By September 2007, the orchestra pit in the proscenium theatre was dug out and footings for it were progressing. Foundations were also completed for the fly tower – the tall backstage area within the proscenium theatre where equipment such as sets, scrims, lighting, and riggings can be suspended and ready for use.
Another key element of the Kauffman Center foundation is a complex rock anchor shoring system that performs the dual task of retaining the exposed shale and limestone bedrock face as well as providing lateral support for the north wall of the parking garage and south wall of the Kauffman Center.
The south wall is 50 feet tall by 350 feet long by 4 feet wide and will anchor the structural cables from the performing arts center's grand lobby, a central glass-enclosed lobby that connects the two performance spaces and leads sloping green space above the garage.
The wall is supported by an 8-foot-wide, cast-in-place concrete foundation bearing on the exposed limestone bedrock formation with rock anchors installed to provide increased resistance to the uplift forces. While this wall was built adjacent to the excavated rock face for the planned parking garage and will be backfilled between the wall and rock face, the opposite side will remain exposed along the side of the garage.
Because of this, it was critical that the wall be anchored to resist the forces from the cables along the top and also the lateral forces from the backfill material placed adjacent to the wall. To reduce the lateral pressure applied to the wall, the area between the wall and rock face was backfilled using a flowable fly ash fill material.
Design engineers designed the shoring anchors to support 50 kips and the wall tie-back anchors to be buried 35 feet into the bedrock and support 84 kips.
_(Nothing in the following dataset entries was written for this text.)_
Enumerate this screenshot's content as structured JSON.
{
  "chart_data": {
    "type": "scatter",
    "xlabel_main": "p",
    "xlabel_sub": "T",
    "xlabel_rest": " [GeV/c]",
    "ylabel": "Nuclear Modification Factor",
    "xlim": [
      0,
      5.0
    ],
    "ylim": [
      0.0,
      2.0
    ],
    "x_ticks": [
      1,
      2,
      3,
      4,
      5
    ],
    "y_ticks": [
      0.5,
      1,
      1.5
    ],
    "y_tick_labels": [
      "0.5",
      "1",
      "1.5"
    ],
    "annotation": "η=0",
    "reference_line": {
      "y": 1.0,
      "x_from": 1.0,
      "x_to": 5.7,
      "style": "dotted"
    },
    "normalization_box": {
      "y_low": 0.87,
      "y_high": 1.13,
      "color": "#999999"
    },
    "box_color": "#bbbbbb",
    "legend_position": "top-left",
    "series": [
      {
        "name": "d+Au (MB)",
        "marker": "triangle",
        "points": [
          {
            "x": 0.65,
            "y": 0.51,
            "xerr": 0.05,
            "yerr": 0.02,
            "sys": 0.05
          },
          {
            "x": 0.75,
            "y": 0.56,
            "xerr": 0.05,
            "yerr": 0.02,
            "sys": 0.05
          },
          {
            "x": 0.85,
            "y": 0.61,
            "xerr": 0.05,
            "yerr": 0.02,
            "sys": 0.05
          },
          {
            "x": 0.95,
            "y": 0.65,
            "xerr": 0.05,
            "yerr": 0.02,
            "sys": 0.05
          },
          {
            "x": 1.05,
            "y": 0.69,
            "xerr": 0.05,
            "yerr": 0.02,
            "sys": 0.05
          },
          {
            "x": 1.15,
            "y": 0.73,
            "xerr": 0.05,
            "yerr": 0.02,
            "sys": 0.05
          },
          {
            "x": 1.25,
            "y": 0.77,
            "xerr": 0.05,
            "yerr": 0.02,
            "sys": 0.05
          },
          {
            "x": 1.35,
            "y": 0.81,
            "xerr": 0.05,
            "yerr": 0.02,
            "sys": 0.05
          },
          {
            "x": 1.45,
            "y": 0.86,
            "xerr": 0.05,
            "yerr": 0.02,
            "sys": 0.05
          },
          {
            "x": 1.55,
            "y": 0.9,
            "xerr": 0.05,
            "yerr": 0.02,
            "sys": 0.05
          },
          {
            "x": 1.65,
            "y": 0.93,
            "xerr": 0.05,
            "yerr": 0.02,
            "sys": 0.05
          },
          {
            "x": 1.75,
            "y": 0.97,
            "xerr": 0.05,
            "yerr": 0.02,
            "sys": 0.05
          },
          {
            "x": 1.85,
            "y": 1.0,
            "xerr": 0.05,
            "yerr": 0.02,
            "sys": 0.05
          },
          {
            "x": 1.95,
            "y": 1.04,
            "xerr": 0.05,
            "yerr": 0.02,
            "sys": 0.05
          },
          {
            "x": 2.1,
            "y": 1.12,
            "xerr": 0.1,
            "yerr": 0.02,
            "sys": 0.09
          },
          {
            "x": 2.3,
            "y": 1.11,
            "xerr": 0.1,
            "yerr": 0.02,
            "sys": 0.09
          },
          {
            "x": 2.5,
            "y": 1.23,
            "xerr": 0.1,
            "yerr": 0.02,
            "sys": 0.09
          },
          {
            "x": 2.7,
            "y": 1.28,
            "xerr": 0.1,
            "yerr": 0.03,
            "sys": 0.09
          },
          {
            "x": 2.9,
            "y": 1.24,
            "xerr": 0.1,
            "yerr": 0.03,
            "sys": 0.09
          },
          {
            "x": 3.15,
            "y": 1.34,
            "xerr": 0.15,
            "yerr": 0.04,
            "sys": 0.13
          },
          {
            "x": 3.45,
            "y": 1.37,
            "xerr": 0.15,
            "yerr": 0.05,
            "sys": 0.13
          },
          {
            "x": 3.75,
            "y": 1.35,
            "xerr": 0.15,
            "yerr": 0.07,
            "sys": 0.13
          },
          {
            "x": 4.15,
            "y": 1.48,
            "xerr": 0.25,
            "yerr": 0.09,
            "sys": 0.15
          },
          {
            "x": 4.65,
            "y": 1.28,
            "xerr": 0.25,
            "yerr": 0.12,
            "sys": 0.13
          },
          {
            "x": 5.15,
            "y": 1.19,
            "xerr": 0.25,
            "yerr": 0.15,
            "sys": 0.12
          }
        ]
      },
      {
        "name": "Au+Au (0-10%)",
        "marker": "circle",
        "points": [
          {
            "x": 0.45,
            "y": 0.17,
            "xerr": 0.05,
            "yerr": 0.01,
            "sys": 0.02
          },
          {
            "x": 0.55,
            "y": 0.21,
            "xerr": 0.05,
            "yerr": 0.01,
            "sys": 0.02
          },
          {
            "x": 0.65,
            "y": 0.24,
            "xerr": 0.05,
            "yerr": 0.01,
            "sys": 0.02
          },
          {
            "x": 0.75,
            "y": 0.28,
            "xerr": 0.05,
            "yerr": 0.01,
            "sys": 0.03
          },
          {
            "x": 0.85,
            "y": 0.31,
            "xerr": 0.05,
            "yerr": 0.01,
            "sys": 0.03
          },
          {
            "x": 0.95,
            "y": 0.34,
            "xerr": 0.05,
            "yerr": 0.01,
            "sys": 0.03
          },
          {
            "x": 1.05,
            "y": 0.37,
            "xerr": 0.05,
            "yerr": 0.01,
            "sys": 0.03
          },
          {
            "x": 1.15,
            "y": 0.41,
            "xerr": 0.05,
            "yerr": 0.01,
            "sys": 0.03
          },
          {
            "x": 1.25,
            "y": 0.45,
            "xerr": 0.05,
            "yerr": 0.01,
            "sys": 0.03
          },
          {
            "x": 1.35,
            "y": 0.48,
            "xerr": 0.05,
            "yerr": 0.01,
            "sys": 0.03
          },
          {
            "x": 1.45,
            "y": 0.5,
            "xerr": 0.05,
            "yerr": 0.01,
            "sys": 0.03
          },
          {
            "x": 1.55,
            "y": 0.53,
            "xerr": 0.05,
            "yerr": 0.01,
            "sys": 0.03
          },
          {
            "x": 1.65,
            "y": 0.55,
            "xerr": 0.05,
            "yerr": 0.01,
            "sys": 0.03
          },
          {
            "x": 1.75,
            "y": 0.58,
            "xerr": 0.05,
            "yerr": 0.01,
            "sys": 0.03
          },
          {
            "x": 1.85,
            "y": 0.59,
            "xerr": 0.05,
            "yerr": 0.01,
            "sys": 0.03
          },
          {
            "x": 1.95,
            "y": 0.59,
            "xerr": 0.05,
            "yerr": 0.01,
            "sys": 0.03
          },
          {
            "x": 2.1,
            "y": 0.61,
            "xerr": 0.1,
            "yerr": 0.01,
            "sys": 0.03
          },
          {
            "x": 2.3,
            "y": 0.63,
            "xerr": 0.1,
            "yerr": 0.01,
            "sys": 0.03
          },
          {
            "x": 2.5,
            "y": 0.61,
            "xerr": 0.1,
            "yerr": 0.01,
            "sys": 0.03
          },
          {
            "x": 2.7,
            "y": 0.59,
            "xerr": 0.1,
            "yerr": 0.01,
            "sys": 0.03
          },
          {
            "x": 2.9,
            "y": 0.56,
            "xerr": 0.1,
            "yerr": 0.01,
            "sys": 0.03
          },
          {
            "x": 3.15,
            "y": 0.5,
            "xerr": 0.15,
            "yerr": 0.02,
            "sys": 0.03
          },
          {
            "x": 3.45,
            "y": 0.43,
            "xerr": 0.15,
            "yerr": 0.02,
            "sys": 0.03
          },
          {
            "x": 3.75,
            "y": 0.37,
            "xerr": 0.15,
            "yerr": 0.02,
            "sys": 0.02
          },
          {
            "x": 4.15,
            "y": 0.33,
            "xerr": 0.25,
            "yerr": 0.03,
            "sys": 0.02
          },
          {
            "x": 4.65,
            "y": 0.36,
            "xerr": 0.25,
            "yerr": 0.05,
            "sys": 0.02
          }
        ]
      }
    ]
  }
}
As one construction team dug out the garage space, another installed the rock anchors with engineers watching closely. Two rows of the anchors extend through the wall to provide additional resistance and lateral stability for the wall.
Difficulties were encountered during installation due to the upper row of the tie-back anchors extending through the transition area of the upper limestone formation into the underlying shale formation. Following a series of test anchors, engineers decided to increase the diameter of the holes, flatten the angle of the anchors to maintain the bonded length in limestone bedrock, and reduce the bonded length of the anchors to achieve the required design capacities of the tie-back anchors. These tie-back anchors were critical to providing the lateral stability that was required for this massive wall.
Throughout, Kleinfelder performed special inspection with respect to the installation of the shoring system, evaluation of the bearing materials for the wall foundation, and observation and testing of the reinforcing steel and concrete for the proposed south wall.
By December 2007, 10,000 cubic yards of concrete and 2 million pounds of rebar had been placed, nearly completing the foundation work. Underground work began in the central plant, enabling foundations and finished floors to be installed. Elevated decks were placed that allowed early mechanical and electrical work in equipment pits to take place.
In early 2008, walls began emerging above street level. The fly tower of the proscenium theatre was topped out in August 2008. At 74 feet, this structure is currently the tallest feature of the building, but will soon be dwarfed by the structural steel frame. Construction of the anchor wall that supports the unique atrium glass structure has also been completed with the large embed plates installed that will eventually secure the structural cables from the building.